Focus, focus loans continued to decline.

At the end of the first half of the year, the balance of focused loans continued to decline, with the proportion of focused loans being 2.

48%, compared with the end of the previous quarter, the beginning of the year decreased by 10, 25bp; shortened, non-performing / overdue loans over 90 days increased to 106.

49%, the overshoot was further corrected.③ The ability to offset risks continued to improve.

The provision coverage ratio at the end of the reporting period was higher than at the beginning and increased by 27 at the end of the first quarter.

29, 11.

94pct to 182.

53%.

  Retail transformation continued to deepen.

On the asset side, the year-to-date allocation is tilted towards “investment, loan”, and the relatively low-yield interbank assets have been actively compressed in the second quarter and the balance has remained basically the same as the beginning of the year.

In terms of loans, investment was still focused on the retail side, and corporate loans continued to be actively under pressure. The proportion of retail loans at the end of the reporting period further increased to 58.

84%.

Specifically, among the three leading retail products, credit card growth is still strong, but under the new loan and auto finance indicators, it actively intervenes. This is inevitable with the step-by-step retail expansion process suggested in our in-depth report.The sinking of qualifications is related to risk control. At present, we see that the company has actively adjusted itself.

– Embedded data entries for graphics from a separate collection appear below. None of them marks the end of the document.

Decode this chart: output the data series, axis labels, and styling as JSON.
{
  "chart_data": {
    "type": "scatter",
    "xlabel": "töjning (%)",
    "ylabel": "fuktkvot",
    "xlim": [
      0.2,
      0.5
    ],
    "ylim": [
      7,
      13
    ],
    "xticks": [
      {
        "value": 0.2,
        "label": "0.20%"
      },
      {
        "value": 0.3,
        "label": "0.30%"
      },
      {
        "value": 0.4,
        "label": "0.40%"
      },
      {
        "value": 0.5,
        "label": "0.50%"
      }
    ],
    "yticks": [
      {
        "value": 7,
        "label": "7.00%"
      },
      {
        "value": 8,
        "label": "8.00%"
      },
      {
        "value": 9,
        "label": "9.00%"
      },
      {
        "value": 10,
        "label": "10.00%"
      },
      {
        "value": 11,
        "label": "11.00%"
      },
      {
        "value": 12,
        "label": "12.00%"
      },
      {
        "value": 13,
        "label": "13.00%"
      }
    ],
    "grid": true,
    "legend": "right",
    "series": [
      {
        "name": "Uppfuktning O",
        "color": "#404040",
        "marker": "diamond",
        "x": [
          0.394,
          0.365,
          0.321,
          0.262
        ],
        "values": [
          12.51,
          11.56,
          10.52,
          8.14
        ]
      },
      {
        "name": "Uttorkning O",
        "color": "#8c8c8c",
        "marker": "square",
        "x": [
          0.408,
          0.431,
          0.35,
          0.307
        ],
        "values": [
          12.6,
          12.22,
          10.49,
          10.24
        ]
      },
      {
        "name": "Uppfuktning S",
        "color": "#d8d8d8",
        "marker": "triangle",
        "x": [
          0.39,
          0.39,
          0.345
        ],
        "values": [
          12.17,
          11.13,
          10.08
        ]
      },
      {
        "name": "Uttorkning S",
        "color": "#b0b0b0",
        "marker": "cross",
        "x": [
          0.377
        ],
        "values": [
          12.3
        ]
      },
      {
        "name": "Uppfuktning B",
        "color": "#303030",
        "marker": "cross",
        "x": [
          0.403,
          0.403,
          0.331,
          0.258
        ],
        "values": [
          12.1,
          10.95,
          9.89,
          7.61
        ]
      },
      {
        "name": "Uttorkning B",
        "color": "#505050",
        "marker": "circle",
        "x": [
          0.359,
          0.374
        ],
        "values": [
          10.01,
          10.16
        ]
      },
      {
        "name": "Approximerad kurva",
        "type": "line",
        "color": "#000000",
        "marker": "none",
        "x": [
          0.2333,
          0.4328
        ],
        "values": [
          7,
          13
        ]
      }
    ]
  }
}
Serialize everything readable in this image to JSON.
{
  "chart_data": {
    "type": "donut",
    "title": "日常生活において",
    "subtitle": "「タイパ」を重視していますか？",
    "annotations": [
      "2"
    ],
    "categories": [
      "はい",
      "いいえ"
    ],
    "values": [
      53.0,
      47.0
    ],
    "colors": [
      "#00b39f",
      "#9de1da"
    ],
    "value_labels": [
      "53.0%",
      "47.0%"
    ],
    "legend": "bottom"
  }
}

On the debt side, core debts were strengthened, and deposits accounted for the initial period, which increased by 3 from the previous quarter.

31, 0.

54 up to 70.

28%; inter-bank debt was significantly reduced, and most were replaced by inter-bank certificates of deposit.

Looking specifically at deposits, although the proportion of demand deposits still has not increased significantly, the proportion of retail deposits is rising rapidly.

  Investment suggestion: The company’s income-side performance continues to be dazzling, and while the performance growth rate continues to increase, counter-cyclical reserve behavior remains undiminished, and asset quality continues to stabilize and improve.

Absolutely, the company’s retail strategy continues to deepen, and it is firmly optimistic about the long-term growth potential brought by the change.

It is expected that the growth rate of the company’s attributable net profit in 19/20 will be increased to 15 respectively.

92%, 16.

51%, corresponding to the current average (August 8) PB estimate is 1.

0, 0.

9x, maintain “Buy” rating.

  Risk Warning: 1.

The outstanding deterioration of corporate profits affects the quality of bank assets; 2.

Financial supervision has become more stringent.